The Edge-on Galaxy Database

The Edge-on Galaxy candidates in Pan-STARRS1 survey dr2 found by ANN

Examples

Catalogs and samples of galaxies with well-defined selection criteria that have high-precision observational data on morphology, photometry, structural parameters of galaxies, redshifts, and internal kinematics are extremely important for comparison the modern cosmological models to the real observations. The goal of this project is creation of the catalog of galaxies visible nearly edge-on to the line of sight.
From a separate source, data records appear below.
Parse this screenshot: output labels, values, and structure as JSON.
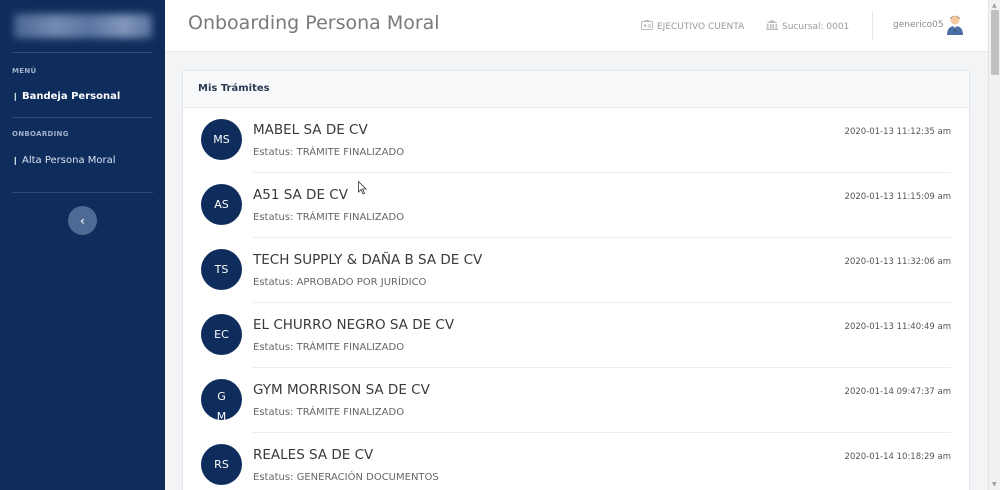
{
  "sidebar": {
    "menu_section": "MENÚ",
    "item_bandeja": "Bandeja Personal",
    "onboarding_section": "ONBOARDING",
    "item_alta": "Alta Persona Moral",
    "collapse_glyph": "‹"
  },
  "header": {
    "title": "Onboarding Persona Moral",
    "ejecutivo": "EJECUTIVO CUENTA",
    "sucursal": "Sucursal: 0001",
    "username": "generico05"
  },
  "card": {
    "title": "Mis Trámites",
    "status_prefix": "Estatus: ",
    "rows": [
      {
        "initials": "MS",
        "name": "MABEL SA DE CV",
        "status": "Estatus: TRÁMITE FINALIZADO",
        "timestamp": "2020-01-13 11:12:35 am"
      },
      {
        "initials": "AS",
        "name": "A51 SA DE CV",
        "status": "Estatus: TRÁMITE FINALIZADO",
        "timestamp": "2020-01-13 11:15:09 am"
      },
      {
        "initials": "TS",
        "name": "TECH SUPPLY & DAÑA B SA DE CV",
        "status": "Estatus: APROBADO POR JURÍDICO",
        "timestamp": "2020-01-13 11:32:06 am"
      },
      {
        "initials": "EC",
        "name": "EL CHURRO NEGRO SA DE CV",
        "status": "Estatus: TRÁMITE FINALIZADO",
        "timestamp": "2020-01-13 11:40:49 am"
      },
      {
        "initials": "GM",
        "name": "GYM MORRISON SA DE CV",
        "status": "Estatus: TRÁMITE FINALIZADO",
        "timestamp": "2020-01-14 09:47:37 am"
      },
      {
        "initials": "RS",
        "name": "REALES SA DE CV",
        "status": "Estatus: GENERACIÓN DOCUMENTOS",
        "timestamp": "2020-01-14 10:18:29 am"
      }
    ]
  },
  "colors": {
    "sidebar_bg": "#0f2d5c",
    "badge_bg": "#0f2d5c",
    "page_bg": "#f3f4f6"
  },
  "icons": {
    "ejecutivo": "id-card-icon",
    "sucursal": "bank-icon",
    "user": "user-avatar-icon",
    "collapse": "chevron-left-icon",
    "menu_pin": "pin-icon"
  }
}
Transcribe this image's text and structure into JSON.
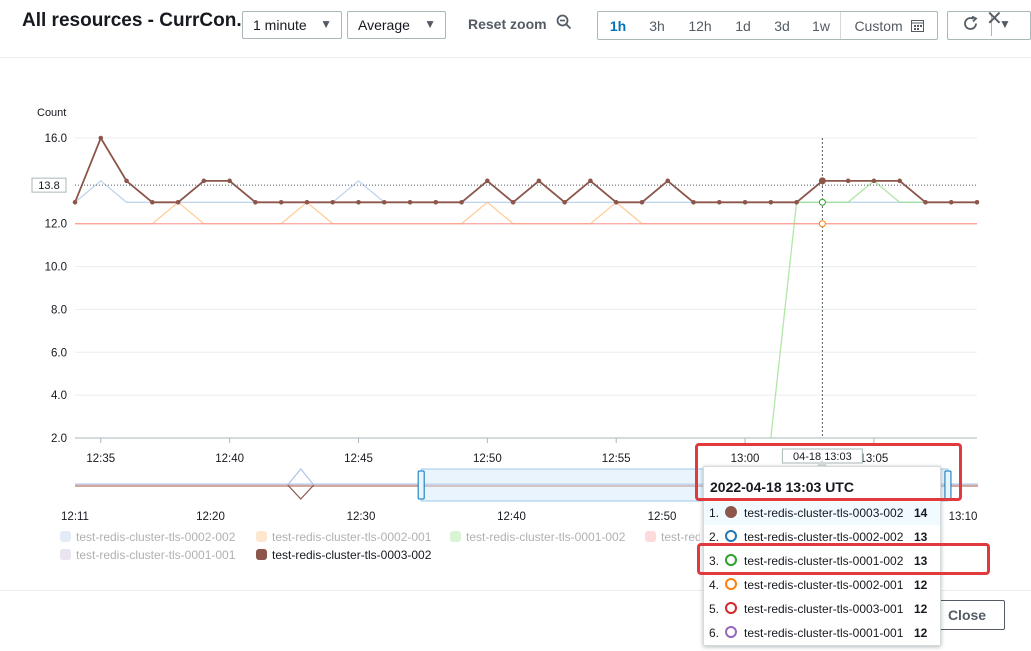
{
  "header": {
    "title": "All resources - CurrCon...",
    "period_select": "1 minute",
    "stat_select": "Average",
    "reset_zoom": "Reset zoom",
    "ranges": [
      "1h",
      "3h",
      "12h",
      "1d",
      "3d",
      "1w"
    ],
    "active_range": "1h",
    "custom_label": "Custom"
  },
  "footer": {
    "close_label": "Close"
  },
  "tooltip": {
    "title": "2022-04-18 13:03 UTC",
    "rows": [
      {
        "num": "1.",
        "name": "test-redis-cluster-tls-0003-002",
        "value": "14",
        "color": "#8c564b",
        "filled": true
      },
      {
        "num": "2.",
        "name": "test-redis-cluster-tls-0002-002",
        "value": "13",
        "color": "#1f77b4",
        "filled": false
      },
      {
        "num": "3.",
        "name": "test-redis-cluster-tls-0001-002",
        "value": "13",
        "color": "#2ca02c",
        "filled": false
      },
      {
        "num": "4.",
        "name": "test-redis-cluster-tls-0002-001",
        "value": "12",
        "color": "#ff7f0e",
        "filled": false
      },
      {
        "num": "5.",
        "name": "test-redis-cluster-tls-0003-001",
        "value": "12",
        "color": "#d62728",
        "filled": false
      },
      {
        "num": "6.",
        "name": "test-redis-cluster-tls-0001-001",
        "value": "12",
        "color": "#9467bd",
        "filled": false
      }
    ]
  },
  "crosshair": {
    "time_label": "04-18 13:03",
    "y_readout": "13.8"
  },
  "legend": [
    {
      "name": "test-redis-cluster-tls-0002-002",
      "color": "#aec7e8",
      "faded": true
    },
    {
      "name": "test-redis-cluster-tls-0002-001",
      "color": "#ffbb78",
      "faded": true
    },
    {
      "name": "test-redis-cluster-tls-0001-002",
      "color": "#98df8a",
      "faded": true
    },
    {
      "name": "test-redis-cluster-tls-0003-001",
      "color": "#ff9896",
      "faded": true
    },
    {
      "name": "test-redis-cluster-tls-0001-001",
      "color": "#c5b0d5",
      "faded": true
    },
    {
      "name": "test-redis-cluster-tls-0003-002",
      "color": "#8c564b",
      "faded": false
    }
  ],
  "chart_data": {
    "type": "line",
    "ylabel": "Count",
    "ylim": [
      2,
      16
    ],
    "yticks": [
      "2.0",
      "4.0",
      "6.0",
      "8.0",
      "10.0",
      "12.0",
      "16.0"
    ],
    "xticks": [
      "12:35",
      "12:40",
      "12:45",
      "12:50",
      "12:55",
      "13:00",
      "13:05"
    ],
    "nav_xticks": [
      "12:11",
      "12:20",
      "12:30",
      "12:40",
      "12:50",
      "13:10"
    ],
    "x": [
      "12:34",
      "12:35",
      "12:36",
      "12:37",
      "12:38",
      "12:39",
      "12:40",
      "12:41",
      "12:42",
      "12:43",
      "12:44",
      "12:45",
      "12:46",
      "12:47",
      "12:48",
      "12:49",
      "12:50",
      "12:51",
      "12:52",
      "12:53",
      "12:54",
      "12:55",
      "12:56",
      "12:57",
      "12:58",
      "12:59",
      "13:00",
      "13:01",
      "13:02",
      "13:03",
      "13:04",
      "13:05",
      "13:06",
      "13:07",
      "13:08",
      "13:09"
    ],
    "series": [
      {
        "name": "test-redis-cluster-tls-0003-002",
        "color": "#8c564b",
        "values": [
          13,
          16,
          14,
          13,
          13,
          14,
          14,
          13,
          13,
          13,
          13,
          13,
          13,
          13,
          13,
          13,
          14,
          13,
          14,
          13,
          14,
          13,
          13,
          14,
          13,
          13,
          13,
          13,
          13,
          14,
          14,
          14,
          14,
          13,
          13,
          13
        ]
      },
      {
        "name": "test-redis-cluster-tls-0002-002",
        "color": "#aec7e8",
        "values": [
          13,
          14,
          13,
          13,
          13,
          13,
          13,
          13,
          13,
          13,
          13,
          14,
          13,
          13,
          13,
          13,
          13,
          13,
          13,
          13,
          13,
          13,
          13,
          13,
          13,
          13,
          13,
          13,
          13,
          13,
          13,
          13,
          13,
          13,
          13,
          13
        ]
      },
      {
        "name": "test-redis-cluster-tls-0002-001",
        "color": "#ffbb78",
        "values": [
          12,
          12,
          12,
          12,
          13,
          12,
          12,
          12,
          12,
          13,
          12,
          12,
          12,
          12,
          12,
          12,
          13,
          12,
          12,
          12,
          12,
          13,
          12,
          12,
          12,
          12,
          12,
          12,
          12,
          12,
          12,
          12,
          12,
          12,
          12,
          12
        ]
      },
      {
        "name": "test-redis-cluster-tls-0001-002",
        "color": "#98df8a",
        "values": [
          null,
          null,
          null,
          null,
          null,
          null,
          null,
          null,
          null,
          null,
          null,
          null,
          null,
          null,
          null,
          null,
          null,
          null,
          null,
          null,
          null,
          null,
          null,
          null,
          null,
          null,
          null,
          2,
          13,
          13,
          13,
          14,
          13,
          13,
          13,
          13
        ]
      },
      {
        "name": "test-redis-cluster-tls-0003-001",
        "color": "#ff9896",
        "values": [
          12,
          12,
          12,
          12,
          12,
          12,
          12,
          12,
          12,
          12,
          12,
          12,
          12,
          12,
          12,
          12,
          12,
          12,
          12,
          12,
          12,
          12,
          12,
          12,
          12,
          12,
          12,
          12,
          12,
          12,
          12,
          12,
          12,
          12,
          12,
          12
        ]
      }
    ]
  }
}
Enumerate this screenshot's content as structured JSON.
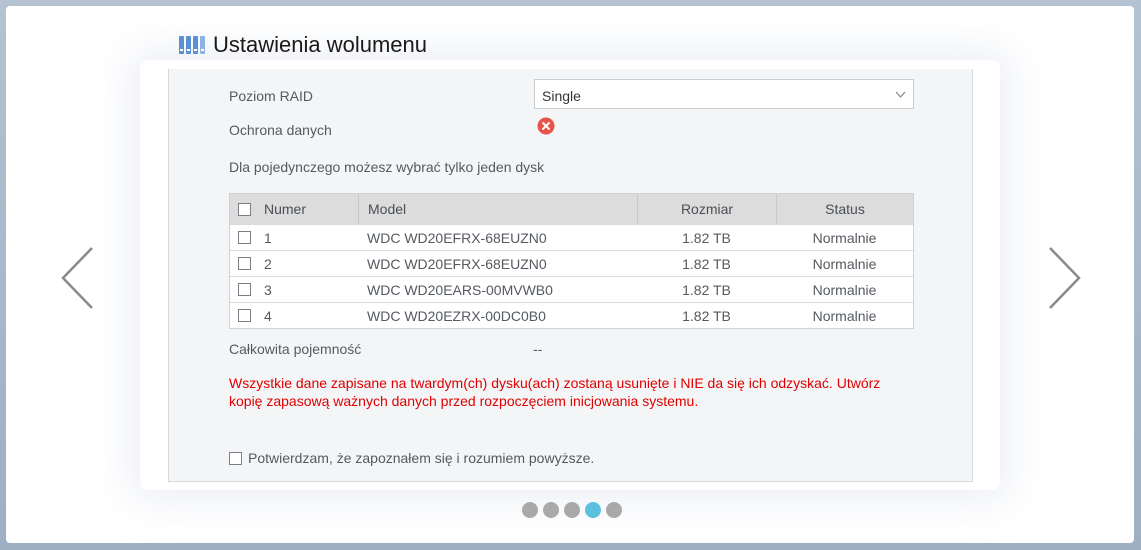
{
  "header": {
    "title": "Ustawienia wolumenu",
    "icon": "drive-array-icon"
  },
  "form": {
    "raid_label": "Poziom RAID",
    "raid_value": "Single",
    "protection_label": "Ochrona danych",
    "protection_status": "error-icon",
    "hint": "Dla pojedynczego możesz wybrać tylko jeden dysk"
  },
  "table": {
    "columns": [
      "Numer",
      "Model",
      "Rozmiar",
      "Status"
    ],
    "rows": [
      {
        "num": "1",
        "model": "WDC WD20EFRX-68EUZN0",
        "size": "1.82 TB",
        "status": "Normalnie"
      },
      {
        "num": "2",
        "model": "WDC WD20EFRX-68EUZN0",
        "size": "1.82 TB",
        "status": "Normalnie"
      },
      {
        "num": "3",
        "model": "WDC WD20EARS-00MVWB0",
        "size": "1.82 TB",
        "status": "Normalnie"
      },
      {
        "num": "4",
        "model": "WDC WD20EZRX-00DC0B0",
        "size": "1.82 TB",
        "status": "Normalnie"
      }
    ]
  },
  "capacity": {
    "label": "Całkowita pojemność",
    "value": "--"
  },
  "warning": "Wszystkie dane zapisane na twardym(ch) dysku(ach) zostaną usunięte i NIE da się ich odzyskać. Utwórz kopię zapasową ważnych danych przed rozpoczęciem inicjowania systemu.",
  "confirm_label": "Potwierdzam, że zapoznałem się i rozumiem powyższe.",
  "pager": {
    "total": 5,
    "current": 4
  },
  "colors": {
    "warning": "#e00000",
    "active_dot": "#5bc0de",
    "error_icon": "#e8534a"
  }
}
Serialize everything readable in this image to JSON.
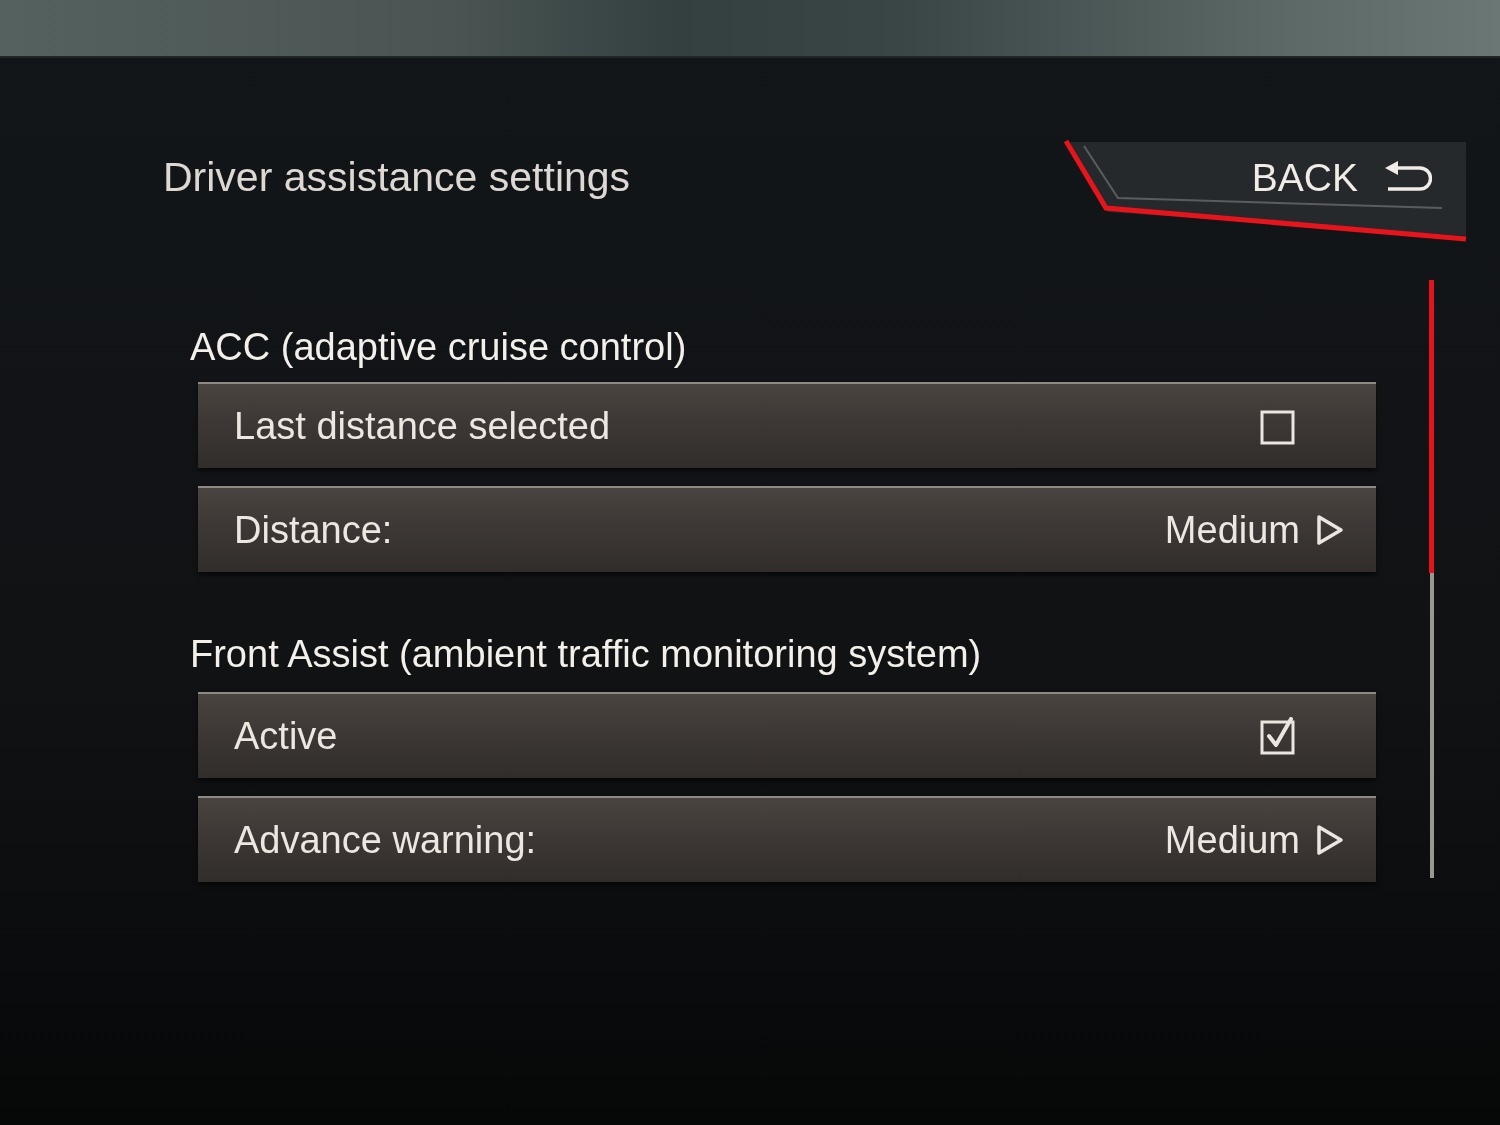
{
  "screen": {
    "title": "Driver assistance settings",
    "back_button": {
      "label": "BACK"
    }
  },
  "sections": [
    {
      "heading": "ACC (adaptive cruise control)",
      "items": [
        {
          "kind": "checkbox",
          "label": "Last distance selected",
          "checked": false
        },
        {
          "kind": "option",
          "label": "Distance:",
          "value": "Medium"
        }
      ]
    },
    {
      "heading": "Front Assist (ambient traffic monitoring system)",
      "items": [
        {
          "kind": "checkbox",
          "label": "Active",
          "checked": true
        },
        {
          "kind": "option",
          "label": "Advance warning:",
          "value": "Medium"
        }
      ]
    }
  ]
}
We plan to dramatically increase the known number of edge-on galaxies due to a better sky coverage by the Pan-STARRS survey.

Team

  • Alexandra Antipova (SAO RAS)
  • Dmitry Bizyaev (APO, SAI MSU)
  • Svyatoslav Borisov (SAI MSU)
  • Stefan Kautsch (NOVA)
  • Dmitry Makarov (SAO RAS)
  • Lidia Makarova (SAO RAS)
  • Alexander Marchuk (SPbU)
  • Alexander Mosenkov (Pulkovo Observatory)
  • Vladimir Reshetnikov (SPbU)
  • Sergey Savchenko (SPbU)
  • Iliya Tikhonenko (SPbU)
  • Pavel Usachev (SPbU)

Imfit 2D-decomposition of the PS1 edgeon galaxy candidates DR1

We started a new project on 2D-decomposition of the edge-on galaxies.

Gallery

Superthin galaxy with a prominent pseudo-bulge
One more example
S0 disk with a pseudo-bulge
Truncated disk with a dust lane
Three aligned dalaxies
A LSB Face-on galaxy projected on an edge-on one
Overheated disk
Polar ring (45 degree)
Interaction
Merging
Integral shape
Chain

Final sample

The final sample of the edge on galaxies in the Pan-STARRS dr2 survey contains 18314 candidates that meet the following conditions:
  • There are no "wrong" votes in visual classification.
  • There is at least one "good" vote.
  • The number of "unsuitable" votes is less than 75% of the total vote number.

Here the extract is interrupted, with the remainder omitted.